Multi-fallback JD fetching: 4-layer chain plus alternative source search for LinkedIn-blocked URLs
5-stage pipeline split: Monolithic 2,300-line SKILL.md caused context window overflow — Kimi lost critical rules mid-run. Split into 5 focused files: intake, enrich, and 3 triage sub-stages (filter, assess, decide). Each stage runs independently; state handoff uses Notion, not memory. Triage further decomposed so individual phases can be retried without re-running the full run.
JD Enriched checkpoint: Triage refuses to process any item where JD Enriched ≠ true in Notion. Enrichment sets this flag only after successfully writing the full JD to the Notion page body. Ensures the agent never scores a role it hasn't read.
Title blocklist (pre-Notion filter): The email processor applies a categorised TITLE_BLOCKLIST ({ pattern, label }) at extraction time — before entries ever reach Notion. Categories: "too senior", "engineering", "French title", "wrong domain". A fourth dedup/filter layer operating upstream of the entire pipeline.

Evolving calibration rules: Started with 4, now 13 rules based on real triage errors (false positives and false negatives)

Example calibration rule from SKILL.md

**Rule 6: Apply the "What Would Luka Actually DO All Day?" Test**

Before triaging, mentally simulate a typical day in the role.
If the answer is "build automations, connect APIs, deploy AI
workflows, improve internal tools" — that's a match regardless
of title. If the answer is "write SQL queries all day, build
dashboards in Looker, run A/B tests in Amplitude" — that's a
miss. The signal is in the verbs and tools in the
responsibilities section, not in the title or team name.

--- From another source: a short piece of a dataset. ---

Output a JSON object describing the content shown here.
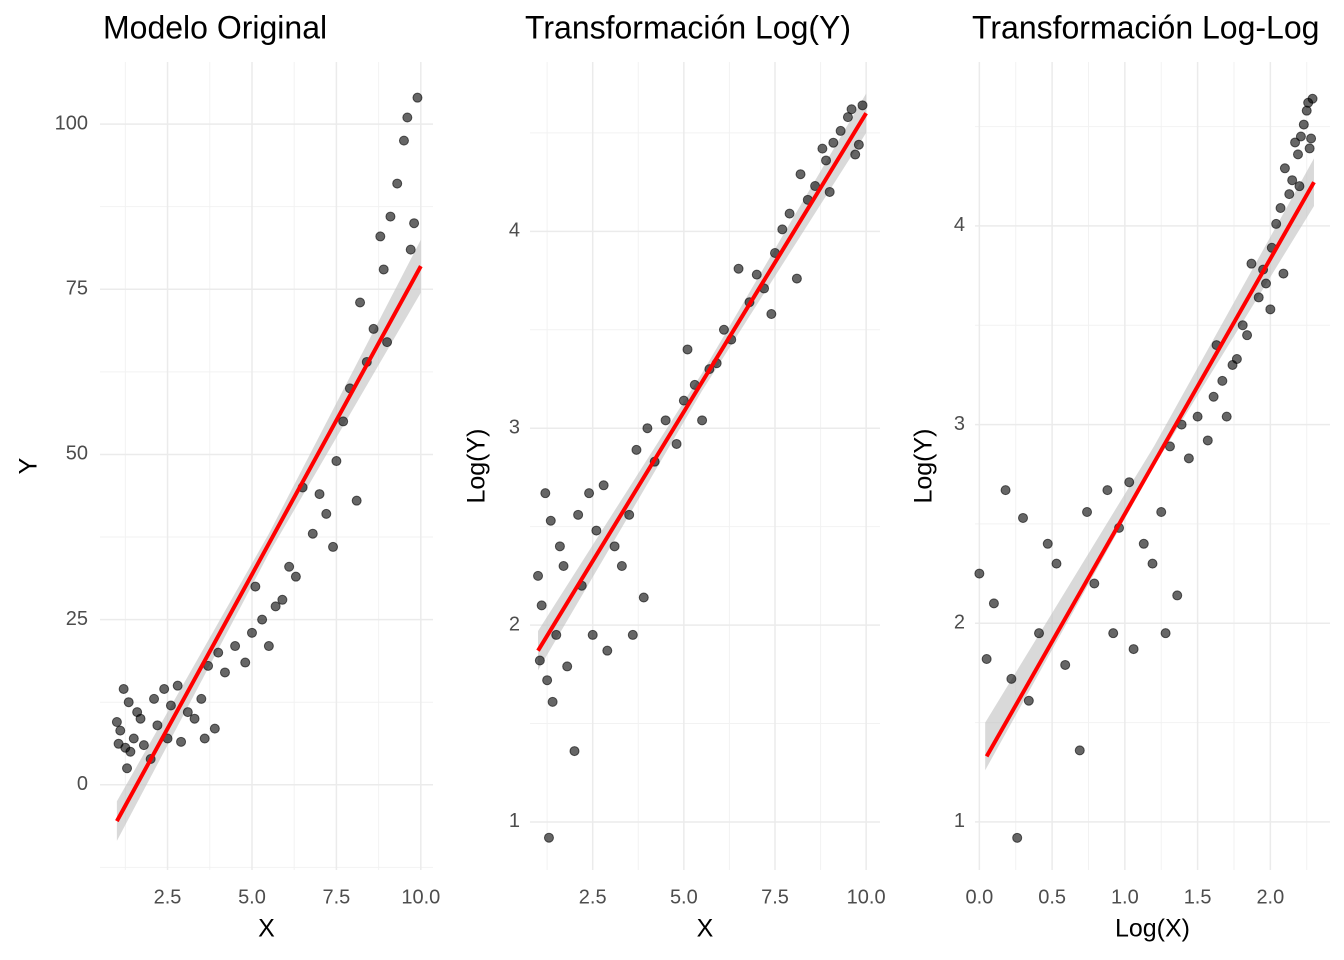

Provider-agnostic: Agent 1 uses Kimi with OpenAI fallback; Agent 2 uses Claude — designed to work across providers
Self-hosted gateway: OpenClaw on Hetzner VPS provides unified API routing with provider failover

Metrics

20+

items processed / day

700+

items processed, 3 duplicates

13

calibration rules, evolved from 4

3

coordinating agents

21

cron jobs defined (11 active)

Autonomous

with human-in-the-loop

Tech Stack

Claude Code Anthropic API Kimi K2.5 (Moonshot) OpenAI API OpenClaw Node.js Bash Python Notion API Brave Search API Hetzner VPS Cloudflare Tunnel Cron Scheduling SearXNG Docker systemd

Engineering Patterns

The domain is personal automation, but the architecture patterns are general-purpose:

Signal ingestion + dedup pipeline — customer support routing, lead processing, content moderation
Multi-agent async coordination — any system where specialized agents share state without blocking
Calibration rules with human-in-the-loop — fraud detection tuning, lead scoring, content recommendation
Multi-fallback data enrichment — CRM enrichment, competitive intelligence, news monitoring
Provider-agnostic AI routing — production resilience across LLM providers
Context-aware pipeline decomposition — splitting monolithic instruction files into stage-specific reference docs to fit within LLM context windows, with state handoff via database rather than memory

Changelog

The system evolves through real failures — each rule and safeguard exists because something broke in production.

Date	Change	Why
2026-04-26	Rule 13: Function-Modified Ops cap	CX Ops role shortlisted despite automation being secondary to departmental outcomes. Roles where "Ops" follows a department name now capped at ⭐⭐⭐ unless automation IS the function.
2026-04-23	Triage decomposed into 3 sub-stages	Monolithic triage caused context overflow and made it impossible to retry individual phases. Splitting into filter → assess → decide allows targeted re-runs and cleaner failure modes.
2026-04-23	Legacy cron zombies deleted	Disabled jobs still executing due to stale nextRunAtMs timestamps — caused a race condition that shortlisted a role violating language rules.
2026-03-30	SearXNG replaces Brave as primary JD search	Brave-only + ATS-only filter caused 100% failure when companies weren't on 5 whitelisted platforms. SearXNG (self-hosted) is now Layer 1; Brave is fallback. Any URL matching company name is accepted.
2026-03-30	Halt-on-failure dedup	Notion query failures silently let duplicates through. Processor now exits entirely if dedup queries can't be verified — never assumes the pipeline is clean.
2026-03-27	Full autonomy — human-in-the-loop only for 🔴 decisions	Moved from semi-manual triage to 4-batch cron with Telegram summaries. Luka reviews only items escalated with 🔴 urgency.